You can make a cheap turnbuckle by welding a large washer on the end of a 12-inch piece of 5/8 diameter all-thread, then welding a short piece of 3/4-inch black pipe to the side of another piece of all-thread. If you put the bottom timbers on top of concrete blocks, then just use a long eyebolt through the bottom timber and tighten from the bottom.
To keep the wood from warping, you have to check the straps regularly and keep adjusting the tension. If you check it often enough, then I'll agree that it does provide a lot of tension without having to lift a lot of weights.
You need quite a few to get enough force on wide piles; we are looking for at least 300 lbs./sf to do a real good job. Of course, even less helps some.
Gene Wengert, forum moderator
Another question: It sounds like Gene is talking about using a lot of weight on the stacks to keep the lumber flat. Though more weight will not allow the lumber to move as much during drying, is this the best approach for making stable lumber as well as flat lumber? The wood will move when drying because that is where it wants to be. It seems like keeping it from going there will only create more stress. Will allowing the wood to move during drying make for a more stable board when the drying process is complete?
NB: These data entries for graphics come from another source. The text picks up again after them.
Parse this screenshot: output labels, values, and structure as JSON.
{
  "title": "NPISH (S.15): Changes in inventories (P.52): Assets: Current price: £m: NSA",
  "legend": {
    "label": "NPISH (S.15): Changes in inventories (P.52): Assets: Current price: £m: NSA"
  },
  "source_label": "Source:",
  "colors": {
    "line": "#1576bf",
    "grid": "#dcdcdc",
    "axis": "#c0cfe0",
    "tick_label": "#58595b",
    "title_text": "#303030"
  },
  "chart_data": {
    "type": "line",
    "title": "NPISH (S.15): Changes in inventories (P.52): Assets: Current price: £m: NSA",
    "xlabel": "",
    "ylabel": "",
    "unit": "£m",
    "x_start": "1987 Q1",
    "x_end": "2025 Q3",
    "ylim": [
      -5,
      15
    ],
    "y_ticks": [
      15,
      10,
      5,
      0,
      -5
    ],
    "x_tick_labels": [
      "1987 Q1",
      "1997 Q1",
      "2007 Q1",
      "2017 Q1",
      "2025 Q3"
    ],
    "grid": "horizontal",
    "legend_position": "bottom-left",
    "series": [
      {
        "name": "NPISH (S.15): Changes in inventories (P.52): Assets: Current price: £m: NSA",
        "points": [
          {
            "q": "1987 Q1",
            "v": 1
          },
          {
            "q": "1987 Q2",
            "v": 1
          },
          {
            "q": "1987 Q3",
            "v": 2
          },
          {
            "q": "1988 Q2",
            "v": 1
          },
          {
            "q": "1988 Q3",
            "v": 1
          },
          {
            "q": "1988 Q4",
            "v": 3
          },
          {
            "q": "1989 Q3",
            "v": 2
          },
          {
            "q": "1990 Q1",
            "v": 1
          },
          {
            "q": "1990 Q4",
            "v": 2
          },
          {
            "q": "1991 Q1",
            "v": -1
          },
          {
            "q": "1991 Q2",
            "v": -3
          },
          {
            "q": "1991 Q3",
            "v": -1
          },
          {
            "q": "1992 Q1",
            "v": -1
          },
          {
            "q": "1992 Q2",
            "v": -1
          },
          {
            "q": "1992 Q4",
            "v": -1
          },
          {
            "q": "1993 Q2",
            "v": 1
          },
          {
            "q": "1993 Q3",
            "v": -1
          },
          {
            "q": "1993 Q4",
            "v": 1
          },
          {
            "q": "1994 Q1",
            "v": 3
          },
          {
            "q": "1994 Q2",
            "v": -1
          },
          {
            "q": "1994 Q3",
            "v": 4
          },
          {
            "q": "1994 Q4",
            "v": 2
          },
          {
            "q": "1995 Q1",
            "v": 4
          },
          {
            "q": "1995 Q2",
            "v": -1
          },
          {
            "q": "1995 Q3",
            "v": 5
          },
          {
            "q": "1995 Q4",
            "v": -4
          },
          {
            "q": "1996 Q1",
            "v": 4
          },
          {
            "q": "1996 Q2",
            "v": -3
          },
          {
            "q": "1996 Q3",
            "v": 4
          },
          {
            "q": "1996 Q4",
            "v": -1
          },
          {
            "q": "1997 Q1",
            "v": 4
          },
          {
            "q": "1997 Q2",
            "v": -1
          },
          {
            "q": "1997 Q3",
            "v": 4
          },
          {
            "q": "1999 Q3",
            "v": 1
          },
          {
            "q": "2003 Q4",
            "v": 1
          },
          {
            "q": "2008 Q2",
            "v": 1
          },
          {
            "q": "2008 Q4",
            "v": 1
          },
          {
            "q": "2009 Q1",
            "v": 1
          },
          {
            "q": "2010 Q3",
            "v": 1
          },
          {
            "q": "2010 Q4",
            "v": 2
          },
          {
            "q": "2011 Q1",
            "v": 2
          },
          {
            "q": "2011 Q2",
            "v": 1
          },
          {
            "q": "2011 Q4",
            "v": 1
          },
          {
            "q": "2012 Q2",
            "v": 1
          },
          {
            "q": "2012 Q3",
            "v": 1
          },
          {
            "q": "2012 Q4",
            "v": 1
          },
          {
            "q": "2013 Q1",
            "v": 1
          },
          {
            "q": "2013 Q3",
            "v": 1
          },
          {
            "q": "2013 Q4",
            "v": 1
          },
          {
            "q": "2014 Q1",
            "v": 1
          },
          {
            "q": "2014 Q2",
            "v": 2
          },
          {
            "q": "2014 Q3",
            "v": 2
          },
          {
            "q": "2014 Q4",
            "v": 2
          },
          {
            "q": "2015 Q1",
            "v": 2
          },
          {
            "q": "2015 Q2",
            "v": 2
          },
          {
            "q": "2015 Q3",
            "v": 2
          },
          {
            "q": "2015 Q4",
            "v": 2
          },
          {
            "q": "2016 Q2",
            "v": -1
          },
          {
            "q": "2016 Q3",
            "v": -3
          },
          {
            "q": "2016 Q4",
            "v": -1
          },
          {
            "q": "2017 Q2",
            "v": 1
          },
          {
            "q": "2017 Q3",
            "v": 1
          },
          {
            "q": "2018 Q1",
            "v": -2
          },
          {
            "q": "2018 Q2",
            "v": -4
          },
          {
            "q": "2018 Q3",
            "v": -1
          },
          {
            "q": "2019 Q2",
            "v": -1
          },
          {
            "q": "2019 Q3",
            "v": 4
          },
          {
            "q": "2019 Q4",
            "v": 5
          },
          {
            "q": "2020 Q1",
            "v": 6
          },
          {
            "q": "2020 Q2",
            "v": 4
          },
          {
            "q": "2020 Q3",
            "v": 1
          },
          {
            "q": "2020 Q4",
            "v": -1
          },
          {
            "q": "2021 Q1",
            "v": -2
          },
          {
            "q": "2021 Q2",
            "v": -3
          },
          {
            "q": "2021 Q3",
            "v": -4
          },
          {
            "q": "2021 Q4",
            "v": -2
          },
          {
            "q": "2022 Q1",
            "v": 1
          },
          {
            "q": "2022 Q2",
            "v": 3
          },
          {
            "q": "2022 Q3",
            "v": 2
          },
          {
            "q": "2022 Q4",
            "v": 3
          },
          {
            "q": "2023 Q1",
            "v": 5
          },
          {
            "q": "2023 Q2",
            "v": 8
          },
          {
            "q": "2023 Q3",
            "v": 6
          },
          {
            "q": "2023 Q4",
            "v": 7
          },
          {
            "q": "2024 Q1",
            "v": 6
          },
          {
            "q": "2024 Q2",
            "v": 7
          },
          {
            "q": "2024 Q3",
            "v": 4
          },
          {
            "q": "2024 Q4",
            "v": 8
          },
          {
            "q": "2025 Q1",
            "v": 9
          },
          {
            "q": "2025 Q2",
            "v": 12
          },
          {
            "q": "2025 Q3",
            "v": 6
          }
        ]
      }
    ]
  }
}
I don't think uncoated steel cable would hurt though. The way I did it, the cable was on top of the 4-by-4 oak timber. I also had the whole thing covered with canvas.
Another advantage in securing the stack with cable or straps is the kiln guy might be able to bring his forklift and load the whole "package" directly onto his truck.
Comment from contributor A:
The post above mentions a forklift. If you have one, or access to one in conjunction with your drying operation, consider thinking big:
Build yourself a couple of pallets, with the runners or stringer spaced the same as your stickers. You can put (clean) old engine blocks, 5 gallon plastic buckets filled with concrete, sand, etc., on the pallets and then just lift them on top of your pile to be dried.
For the small loads, my money would be the turnbuckles idea.